Estamos en la víspera de conmemorar un nuevo aniversario de la histórica jornada del 23 de Enero de 1958, fecha en la cual se derrotó la última dictadura del siglo XX venezolano.  La fecha es propicia para formularnos algunas reflexiones, ahora, cuando en la primera parte del siglo XXI, volvimos a caer en el abismo del autoritarismo y en un penoso retroceso social, que nos ha sumido en la pobreza y en una fractura severa del alma nacional.

 

El 23 de Enero de 1958 fue el resultado de un espíritu de unidad y sacrificio de nuestra sociedad, así como del agotamiento de una cúpula militar y política que usurpó el poder por una década. La instauración de la democracia, con las lecciones aprendidas por nuestro liderazgo, fruto de errores y fracasos anteriores, nos trajo una democracia inclusiva, con un balance histórico de crecimiento humano, institucional, económico, cultural y social para nuestra amada nación.

El pacto de Punto Fijo representó un acuerdo patriótico como resultado del nivel de madurez, responsabilidad, realismo y compromiso con nuestro pueblo,  de una calase política, forjadora de la etapa  de mayor progreso, estabilidad y bienestar de nuestra sociedad.

Al registrar positivamente  este balance histórico, no pretendo ocultar las graves falencias ocurridas a lo largo de los 40 años de la democracia. Como todo sistema humano, presentó graves desviaciones y fracasos. Pero al hacer una valoración de conjunto, no hay duda que es la etapa de mayor estabilidad y bienestar de nuestra nación.  La naturaleza de este artículo no permite detenerme en ese estudio, sobre el cual hay abundante literatura, escrita desde diversos ángulos y perspectivas.

Pretendo en una fecha como la que ahora recordamos, extraer, entonces, un par de lecciones aplicables a este  momento histórico.

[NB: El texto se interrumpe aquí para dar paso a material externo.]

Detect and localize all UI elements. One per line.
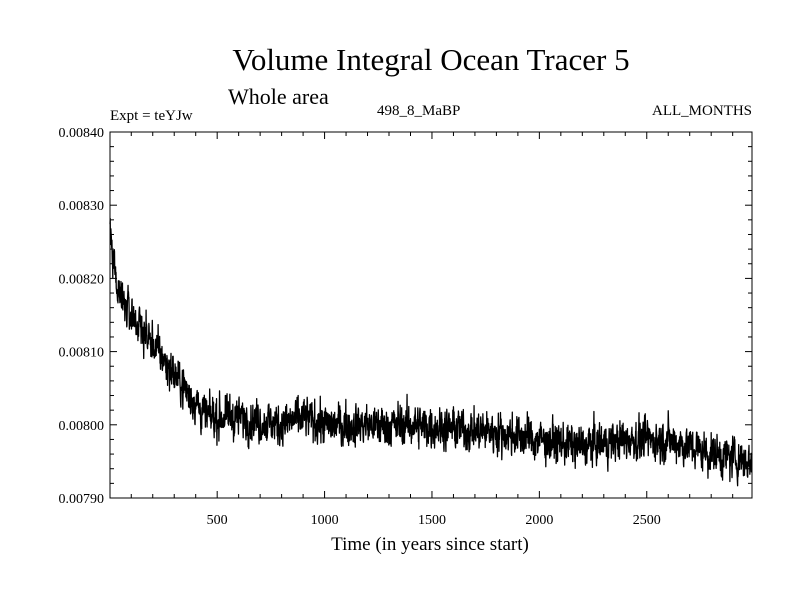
series-line <box>109 217 753 487</box>
y-tick-label: 0.00810 <box>59 346 105 361</box>
y-tick-label: 0.00830 <box>59 199 105 214</box>
chart-title: Volume Integral Ocean Tracer 5 <box>232 42 630 77</box>
y-tick-label: 0.00820 <box>59 272 105 287</box>
x-tick-label: 500 <box>207 513 228 528</box>
x-axis-label: Time (in years since start) <box>331 534 529 555</box>
x-tick-label: 1500 <box>418 513 446 528</box>
y-tick-label: 0.00840 <box>59 126 105 141</box>
months-label: ALL_MONTHS <box>652 103 752 119</box>
x-tick-label: 2500 <box>633 513 661 528</box>
chart-subtitle: Whole area <box>228 84 329 109</box>
y-tick-label: 0.00800 <box>59 419 105 434</box>
plot-frame <box>109 131 753 499</box>
y-tick-label: 0.00790 <box>59 492 105 507</box>
experiment-label: Expt = teYJw <box>110 108 193 124</box>
period-label: 498_8_MaBP <box>377 103 461 119</box>
x-tick-label: 1000 <box>311 513 339 528</box>
x-tick-label: 2000 <box>525 513 553 528</box>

En primer lugar la naturaleza de la dictadura que ahora padecemos. Su capacidad destructora es infinitamente mayor a las conocidas en nuestra vida republicana, sobre todo, valorando el nivel de conciencia adquirida por la humanidad en pleno siglo XXI, en relación con temas como derechos humanos, transparencia, desarrollo y estado de derecho.

Su exacta calificación y comprensión nos obliga, como ciudadanos conscientes y responsables, a un nivel de desprendimiento y unidad de mayor alcance que el hasta ahora alcanzado. Es menester rescatar, en todo su esplendor, el espíritu unitario que caracterizó la jornada histórica del 23 de enero de 1958.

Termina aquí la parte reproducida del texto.